Önümüzdeki tablo bize şunu söylüyor: O çocukların hayatını rehin alan, bu yaşlarında ağır psikiyatri ilaçları kullanmalarına neden olan korkunç bir ihlal var; hikayeyi duyan dinleyen herkesin kalbini öfke ile dolduran, ma’şeri vicdanı delik deşik eden bir olay var, tahliye kararı ise istismarın kendisi kadar yaralayıcı .

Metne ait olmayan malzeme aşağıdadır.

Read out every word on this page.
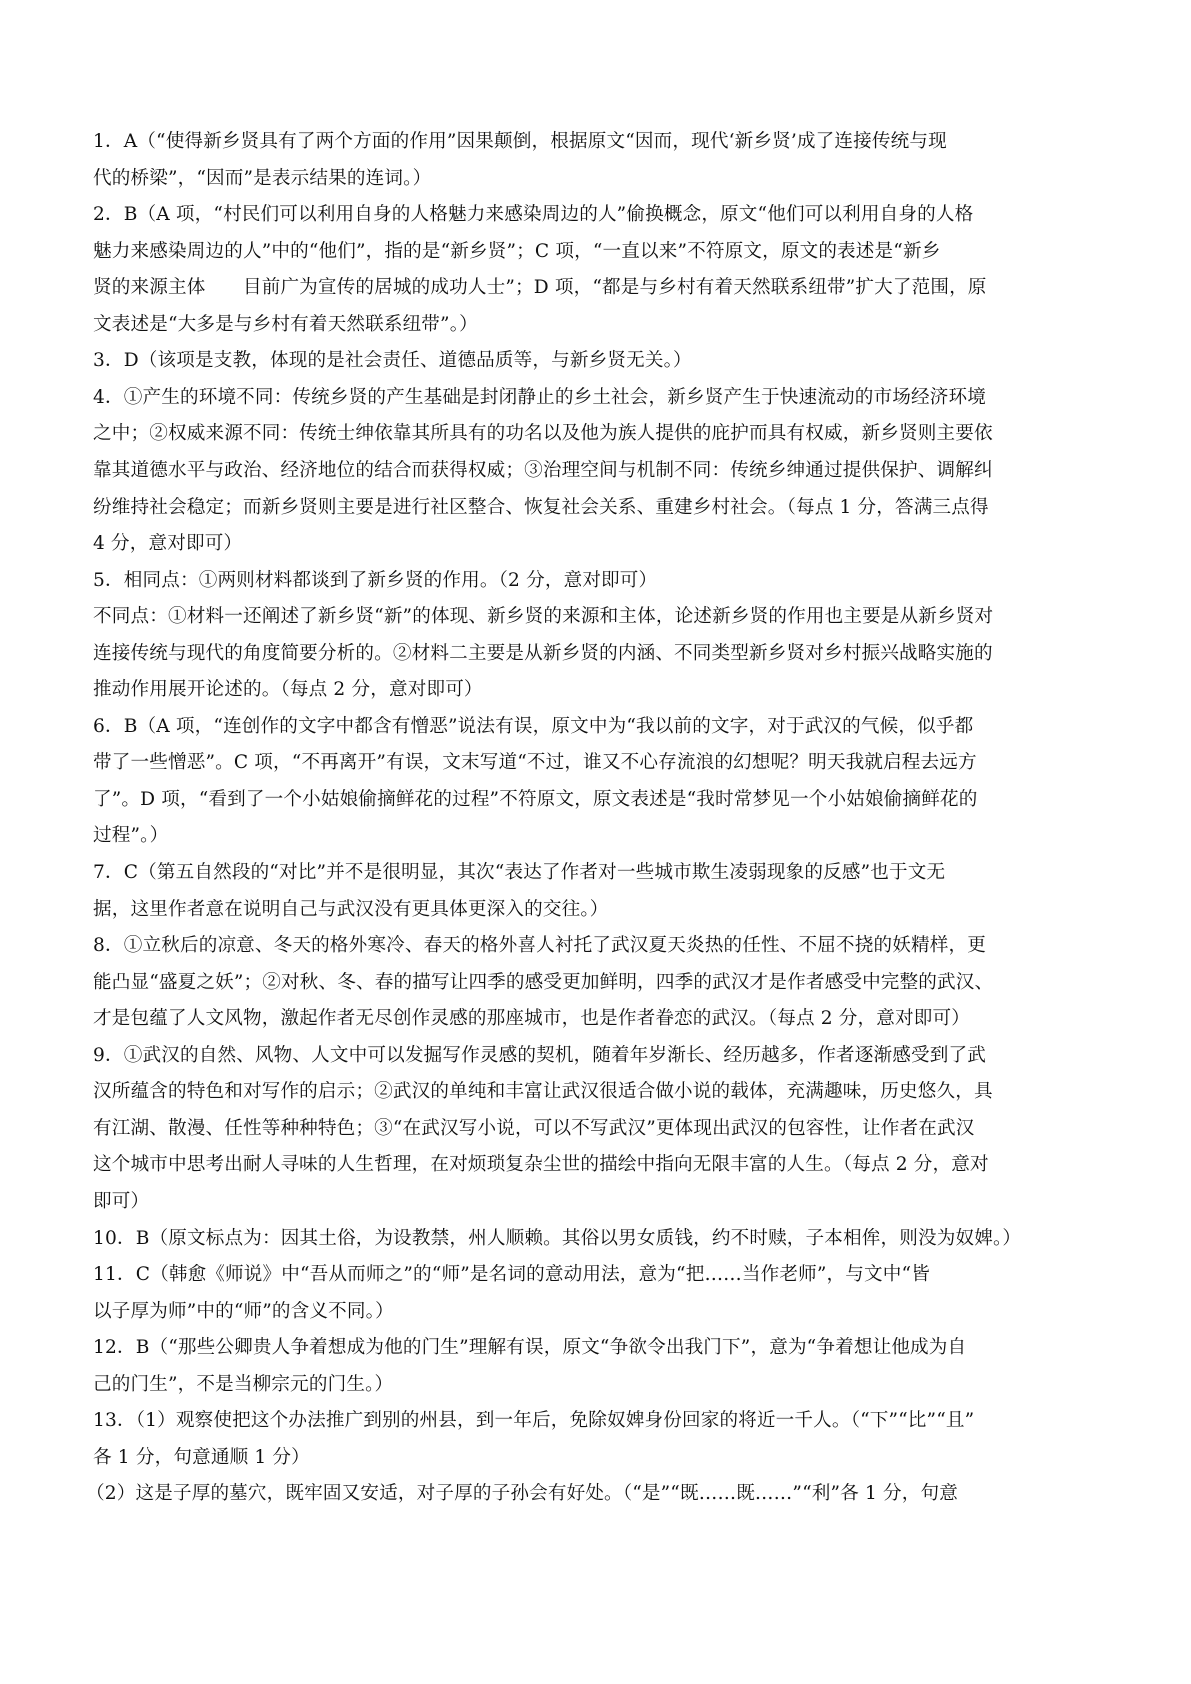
1．A（“使得新乡贤具有了两个方面的作用”因果颠倒，根据原文“因而，现代‘新乡贤’成了连接传统与现
代的桥梁”，“因而”是表示结果的连词。）
2．B（A 项，“村民们可以利用自身的人格魅力来感染周边的人”偷换概念，原文“他们可以利用自身的人格
魅力来感染周边的人”中的“他们”，指的是“新乡贤”；C 项，“一直以来”不符原文，原文的表述是“新乡
贤的来源主体　　目前广为宣传的居城的成功人士”；D 项，“都是与乡村有着天然联系纽带”扩大了范围，原
文表述是“大多是与乡村有着天然联系纽带”。）
3．D（该项是支教，体现的是社会责任、道德品质等，与新乡贤无关。）
4．①产生的环境不同：传统乡贤的产生基础是封闭静止的乡土社会，新乡贤产生于快速流动的市场经济环境
之中；②权威来源不同：传统士绅依靠其所具有的功名以及他为族人提供的庇护而具有权威，新乡贤则主要依
靠其道德水平与政治、经济地位的结合而获得权威；③治理空间与机制不同：传统乡绅通过提供保护、调解纠
纷维持社会稳定；而新乡贤则主要是进行社区整合、恢复社会关系、重建乡村社会。（每点 1 分，答满三点得
4 分，意对即可）
5．相同点：①两则材料都谈到了新乡贤的作用。（2 分，意对即可）
不同点：①材料一还阐述了新乡贤“新”的体现、新乡贤的来源和主体，论述新乡贤的作用也主要是从新乡贤对
连接传统与现代的角度简要分析的。②材料二主要是从新乡贤的内涵、不同类型新乡贤对乡村振兴战略实施的
推动作用展开论述的。（每点 2 分，意对即可）
6．B（A 项，“连创作的文字中都含有憎恶”说法有误，原文中为“我以前的文字，对于武汉的气候，似乎都
带了一些憎恶”。C 项，“不再离开”有误，文末写道“不过，谁又不心存流浪的幻想呢？明天我就启程去远方
了”。D 项，“看到了一个小姑娘偷摘鲜花的过程”不符原文，原文表述是“我时常梦见一个小姑娘偷摘鲜花的
过程”。）
7．C（第五自然段的“对比”并不是很明显，其次“表达了作者对一些城市欺生凌弱现象的反感”也于文无
据，这里作者意在说明自己与武汉没有更具体更深入的交往。）
8．①立秋后的凉意、冬天的格外寒冷、春天的格外喜人衬托了武汉夏天炎热的任性、不屈不挠的妖精样，更
能凸显“盛夏之妖”；②对秋、冬、春的描写让四季的感受更加鲜明，四季的武汉才是作者感受中完整的武汉、
才是包蕴了人文风物，激起作者无尽创作灵感的那座城市，也是作者眷恋的武汉。（每点 2 分，意对即可）
9．①武汉的自然、风物、人文中可以发掘写作灵感的契机，随着年岁渐长、经历越多，作者逐渐感受到了武
汉所蕴含的特色和对写作的启示；②武汉的单纯和丰富让武汉很适合做小说的载体，充满趣味，历史悠久，具
有江湖、散漫、任性等种种特色；③“在武汉写小说，可以不写武汉”更体现出武汉的包容性，让作者在武汉
这个城市中思考出耐人寻味的人生哲理，在对烦琐复杂尘世的描绘中指向无限丰富的人生。（每点 2 分，意对
即可）
10．B（原文标点为：因其土俗，为设教禁，州人顺赖。其俗以男女质钱，约不时赎，子本相侔，则没为奴婢。）
11．C（韩愈《师说》中“吾从而师之”的“师”是名词的意动用法，意为“把……当作老师”，与文中“皆
以子厚为师”中的“师”的含义不同。）
12．B（“那些公卿贵人争着想成为他的门生”理解有误，原文“争欲令出我门下”，意为“争着想让他成为自
己的门生”，不是当柳宗元的门生。）
13．（1）观察使把这个办法推广到别的州县，到一年后，免除奴婢身份回家的将近一千人。（“下”“比”“且”
各 1 分，句意通顺 1 分）
（2）这是子厚的墓穴，既牢固又安适，对子厚的子孙会有好处。（“是”“既……既……”“利”各 1 分，句意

İşe bakın, devlet tüm kurumlarıyla kendisini koruma yetisine sahip olduğu halde, devlete karşı çıkanlar uzun tutukluluk süreleriyle sınanıyor. Ama kendisini korumaktan aciz, savunmasız çocuk bedenlerine uzanan ellerin sahipleri tutuksuz yargılanıyor.

Bu taksimi kurt yapmaz.

Yargı ortak aklın ve ortak vicdanın kurumsallaşmış hali değilse, ihkak-ı hak hala suç olarak kalabilir mi?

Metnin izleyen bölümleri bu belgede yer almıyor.